Il est bien difficile de parler de Métropolis. Sans nul doute manque-t-il, de nos jours, des clés pour comprendre le propos exact de Fritz Lang. L'argument du film ("Entre le cerveau et les mains, le médiateur doit être le coeur") peut apparaître bien tiède. Sans doute ne l'était-il pas à l'époque où l'oeuvre originale est sortie : n'oublions pas qu'alors le monde sortait à peine d'une guerre terrible qui avait accouché, à l'Est, d'un régime censé être dirigé par ses travailleurs, une évolution historique inattendue qui n'était pas sans inquiéter en Europe et ailleurs.

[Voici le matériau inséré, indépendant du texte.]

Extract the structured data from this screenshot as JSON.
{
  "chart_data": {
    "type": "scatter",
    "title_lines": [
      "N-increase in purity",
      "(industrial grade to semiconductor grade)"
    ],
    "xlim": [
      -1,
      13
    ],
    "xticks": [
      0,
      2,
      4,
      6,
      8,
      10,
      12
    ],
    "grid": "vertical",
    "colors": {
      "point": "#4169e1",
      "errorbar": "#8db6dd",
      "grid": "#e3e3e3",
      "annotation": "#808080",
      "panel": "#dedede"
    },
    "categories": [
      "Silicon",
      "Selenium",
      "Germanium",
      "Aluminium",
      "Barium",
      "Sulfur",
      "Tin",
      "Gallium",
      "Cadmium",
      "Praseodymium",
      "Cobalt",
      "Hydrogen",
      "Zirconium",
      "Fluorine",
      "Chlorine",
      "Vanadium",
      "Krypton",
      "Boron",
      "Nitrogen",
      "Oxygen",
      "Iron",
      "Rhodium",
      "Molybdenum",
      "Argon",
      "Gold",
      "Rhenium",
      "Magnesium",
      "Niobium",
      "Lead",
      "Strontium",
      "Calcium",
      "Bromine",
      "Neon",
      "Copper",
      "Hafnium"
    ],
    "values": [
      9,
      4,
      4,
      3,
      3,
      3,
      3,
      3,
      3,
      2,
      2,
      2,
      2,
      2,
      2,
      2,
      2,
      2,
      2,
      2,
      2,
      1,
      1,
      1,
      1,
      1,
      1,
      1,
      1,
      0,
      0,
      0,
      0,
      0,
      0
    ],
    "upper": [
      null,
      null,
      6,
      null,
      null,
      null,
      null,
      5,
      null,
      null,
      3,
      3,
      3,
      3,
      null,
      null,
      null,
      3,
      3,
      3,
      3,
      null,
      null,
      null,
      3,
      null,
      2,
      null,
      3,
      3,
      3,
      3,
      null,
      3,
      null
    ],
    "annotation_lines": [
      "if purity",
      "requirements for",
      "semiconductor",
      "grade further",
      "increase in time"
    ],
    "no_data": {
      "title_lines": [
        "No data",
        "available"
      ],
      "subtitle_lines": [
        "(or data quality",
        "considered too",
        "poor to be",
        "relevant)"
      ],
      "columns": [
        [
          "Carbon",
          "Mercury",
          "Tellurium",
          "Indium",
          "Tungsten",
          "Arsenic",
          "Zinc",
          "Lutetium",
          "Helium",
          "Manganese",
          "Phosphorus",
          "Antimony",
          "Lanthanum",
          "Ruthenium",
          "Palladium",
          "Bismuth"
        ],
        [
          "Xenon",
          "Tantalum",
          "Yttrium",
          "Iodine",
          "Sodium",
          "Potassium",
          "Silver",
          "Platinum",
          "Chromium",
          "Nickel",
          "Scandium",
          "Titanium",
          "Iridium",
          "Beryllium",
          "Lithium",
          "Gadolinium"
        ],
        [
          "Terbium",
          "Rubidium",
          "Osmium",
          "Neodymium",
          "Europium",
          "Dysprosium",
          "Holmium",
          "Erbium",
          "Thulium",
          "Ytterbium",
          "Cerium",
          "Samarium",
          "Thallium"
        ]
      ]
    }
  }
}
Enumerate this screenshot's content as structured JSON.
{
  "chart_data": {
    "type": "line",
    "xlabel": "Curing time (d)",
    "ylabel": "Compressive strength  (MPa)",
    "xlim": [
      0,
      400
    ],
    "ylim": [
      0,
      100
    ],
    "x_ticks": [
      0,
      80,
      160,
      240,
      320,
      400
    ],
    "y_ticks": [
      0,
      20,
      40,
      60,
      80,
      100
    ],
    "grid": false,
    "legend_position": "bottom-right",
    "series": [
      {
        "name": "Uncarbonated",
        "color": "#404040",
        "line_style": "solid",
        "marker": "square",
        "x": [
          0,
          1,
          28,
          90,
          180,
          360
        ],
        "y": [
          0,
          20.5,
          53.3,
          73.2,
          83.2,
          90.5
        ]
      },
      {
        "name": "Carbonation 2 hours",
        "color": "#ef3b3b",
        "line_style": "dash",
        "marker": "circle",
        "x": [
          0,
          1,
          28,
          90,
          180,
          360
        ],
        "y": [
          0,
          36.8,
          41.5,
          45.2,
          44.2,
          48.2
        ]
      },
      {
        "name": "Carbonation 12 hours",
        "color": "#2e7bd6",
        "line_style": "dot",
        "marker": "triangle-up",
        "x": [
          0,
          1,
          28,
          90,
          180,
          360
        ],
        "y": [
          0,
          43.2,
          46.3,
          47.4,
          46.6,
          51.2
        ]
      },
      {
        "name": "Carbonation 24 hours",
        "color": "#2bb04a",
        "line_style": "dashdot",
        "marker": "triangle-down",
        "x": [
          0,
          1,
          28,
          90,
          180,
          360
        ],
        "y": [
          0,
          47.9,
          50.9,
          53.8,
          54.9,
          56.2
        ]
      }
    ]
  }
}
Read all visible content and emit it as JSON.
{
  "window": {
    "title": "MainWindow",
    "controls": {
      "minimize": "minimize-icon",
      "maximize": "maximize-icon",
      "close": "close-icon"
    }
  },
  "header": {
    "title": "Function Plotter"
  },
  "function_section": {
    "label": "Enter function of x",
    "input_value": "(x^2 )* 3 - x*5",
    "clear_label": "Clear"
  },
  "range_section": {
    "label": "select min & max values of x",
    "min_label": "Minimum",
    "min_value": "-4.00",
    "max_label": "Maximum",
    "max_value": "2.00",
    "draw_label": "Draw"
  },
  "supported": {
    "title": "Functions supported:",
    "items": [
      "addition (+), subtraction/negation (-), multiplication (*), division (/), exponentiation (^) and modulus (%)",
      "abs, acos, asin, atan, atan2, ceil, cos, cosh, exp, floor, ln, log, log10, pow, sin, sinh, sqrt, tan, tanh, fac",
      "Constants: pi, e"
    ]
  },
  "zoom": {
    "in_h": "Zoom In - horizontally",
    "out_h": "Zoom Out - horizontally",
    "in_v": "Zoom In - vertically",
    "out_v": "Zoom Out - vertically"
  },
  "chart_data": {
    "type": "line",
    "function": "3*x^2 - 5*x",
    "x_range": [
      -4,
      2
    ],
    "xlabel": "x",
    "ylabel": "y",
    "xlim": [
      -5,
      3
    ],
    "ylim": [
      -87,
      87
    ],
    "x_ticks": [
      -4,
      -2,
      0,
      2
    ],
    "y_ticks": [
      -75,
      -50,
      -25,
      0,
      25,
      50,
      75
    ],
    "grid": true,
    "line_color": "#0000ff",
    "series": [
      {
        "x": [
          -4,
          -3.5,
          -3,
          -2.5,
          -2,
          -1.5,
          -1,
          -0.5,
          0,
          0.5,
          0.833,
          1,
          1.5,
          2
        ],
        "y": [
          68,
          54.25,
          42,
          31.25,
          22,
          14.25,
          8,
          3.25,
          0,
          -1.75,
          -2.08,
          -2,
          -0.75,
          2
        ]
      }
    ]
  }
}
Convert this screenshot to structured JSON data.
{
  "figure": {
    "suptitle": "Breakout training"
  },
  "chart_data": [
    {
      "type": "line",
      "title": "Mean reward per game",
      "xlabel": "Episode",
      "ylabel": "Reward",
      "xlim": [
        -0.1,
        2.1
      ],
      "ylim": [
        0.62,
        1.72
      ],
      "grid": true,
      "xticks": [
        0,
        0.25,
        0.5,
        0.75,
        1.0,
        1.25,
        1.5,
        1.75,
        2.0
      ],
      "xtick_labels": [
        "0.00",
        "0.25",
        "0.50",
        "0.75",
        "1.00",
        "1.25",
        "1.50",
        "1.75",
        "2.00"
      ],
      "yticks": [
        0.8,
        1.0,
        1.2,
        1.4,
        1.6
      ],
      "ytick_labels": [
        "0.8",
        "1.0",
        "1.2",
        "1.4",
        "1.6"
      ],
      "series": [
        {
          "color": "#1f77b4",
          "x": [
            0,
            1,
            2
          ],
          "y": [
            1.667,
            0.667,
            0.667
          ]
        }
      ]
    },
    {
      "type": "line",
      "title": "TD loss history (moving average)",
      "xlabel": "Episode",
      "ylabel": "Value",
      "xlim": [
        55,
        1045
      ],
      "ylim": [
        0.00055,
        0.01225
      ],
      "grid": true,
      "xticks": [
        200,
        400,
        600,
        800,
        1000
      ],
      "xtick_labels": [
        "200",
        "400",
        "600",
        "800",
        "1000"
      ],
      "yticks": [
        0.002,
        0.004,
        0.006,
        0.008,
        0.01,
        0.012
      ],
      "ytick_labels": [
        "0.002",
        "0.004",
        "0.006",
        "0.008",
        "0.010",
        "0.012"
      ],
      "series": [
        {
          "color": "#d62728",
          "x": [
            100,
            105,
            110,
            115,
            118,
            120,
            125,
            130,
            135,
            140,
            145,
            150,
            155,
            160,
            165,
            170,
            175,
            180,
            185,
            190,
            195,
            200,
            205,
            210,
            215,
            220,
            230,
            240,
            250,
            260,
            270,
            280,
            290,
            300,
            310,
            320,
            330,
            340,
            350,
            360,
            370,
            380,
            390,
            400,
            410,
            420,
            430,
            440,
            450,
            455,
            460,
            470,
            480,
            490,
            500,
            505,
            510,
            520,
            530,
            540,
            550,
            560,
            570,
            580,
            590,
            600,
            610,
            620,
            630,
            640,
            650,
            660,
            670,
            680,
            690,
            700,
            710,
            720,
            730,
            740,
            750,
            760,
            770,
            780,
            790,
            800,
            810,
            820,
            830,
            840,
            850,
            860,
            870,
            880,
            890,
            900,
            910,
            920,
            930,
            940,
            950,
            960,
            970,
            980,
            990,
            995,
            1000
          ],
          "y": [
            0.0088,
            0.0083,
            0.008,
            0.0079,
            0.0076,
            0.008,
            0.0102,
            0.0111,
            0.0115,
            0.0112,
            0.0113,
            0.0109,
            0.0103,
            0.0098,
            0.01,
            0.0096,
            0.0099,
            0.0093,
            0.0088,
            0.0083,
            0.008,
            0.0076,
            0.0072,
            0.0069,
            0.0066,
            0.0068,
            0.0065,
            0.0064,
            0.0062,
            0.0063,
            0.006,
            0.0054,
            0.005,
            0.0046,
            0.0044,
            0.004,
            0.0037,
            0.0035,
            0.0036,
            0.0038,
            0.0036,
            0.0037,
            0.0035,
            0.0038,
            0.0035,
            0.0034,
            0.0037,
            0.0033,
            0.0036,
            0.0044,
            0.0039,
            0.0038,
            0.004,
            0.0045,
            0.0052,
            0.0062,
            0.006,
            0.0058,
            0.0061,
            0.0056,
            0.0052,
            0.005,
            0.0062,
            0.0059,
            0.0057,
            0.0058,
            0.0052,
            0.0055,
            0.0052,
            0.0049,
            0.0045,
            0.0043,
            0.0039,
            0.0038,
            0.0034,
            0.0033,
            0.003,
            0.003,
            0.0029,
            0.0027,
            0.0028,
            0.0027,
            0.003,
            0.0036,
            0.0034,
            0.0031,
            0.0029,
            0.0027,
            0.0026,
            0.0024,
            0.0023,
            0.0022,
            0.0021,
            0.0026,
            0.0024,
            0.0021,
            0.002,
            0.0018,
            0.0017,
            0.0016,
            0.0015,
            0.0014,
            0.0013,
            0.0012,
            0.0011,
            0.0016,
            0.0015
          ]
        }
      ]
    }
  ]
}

On a vu, par ailleurs, ce que l'Allemagne nazie a fait, quelques années plus tard, de ce généreux argument : ce n'est sans doute pas un hasard si les dirigeants nazis ont semble-t-il apprécié ce film. Sans nul doute y voyaient-ils un merveilleux instrument de propagande.

Au-delà de ces considérations historico-politiques, je trouve un peu culotté de présenter Métropolis comme le "plus grand film de science-fiction de tous les temps". Par définition, les oeuvres de SF peuvent être considérées comme, à la rigueur, "la plus grande oeuvre de SF jusqu'alors" - à l'exception notable de Dune, bien sûr, qui vient confirmer cette règle. Je reconnais volontiers à Métropolis un statut d'oeuvre visionnaire. Fritz Lang a en effet très bien perçu les évolutions à venir de l'urbanisme : comment ne pas voir en Métropolis une ville de New York enflée jusqu'à la démesure ? Et que penser de cet "être-machine" si inquiétant, capable de prendre l'apparence humaine à tel point que l'on peut s'y tromper ? A tel point que l'on peut même éprouver des sentiments lubriques à son égard ? Enfin, la scène de l'hallucination de Freder, où la "machine-M" se change en Moloch dévorant les enfants de la civilisation industrielle, pourrait même s'apparenter à de la prescience

En fin de compte, que retenir de Métropolis ? Sans doute cette oeuvre est-elle intéressante, de nos jours, plus pour son caractère poétique et moins pour sa philosophie sous-jacente, optimiste et bien trop facile à détourner. Il n'en reste pas moins que ce film est l'un des grands films de SF de l'Histoire du cinéma et qu'il a influencé, j'en suis sûr, bon nombre de créations en devenir : à ce titre, on ne peut le tenir pour quantité négligeable...

Commentaires

Tigger Lilly a dit…
Faut que je vois ce film, il est trop incontournable.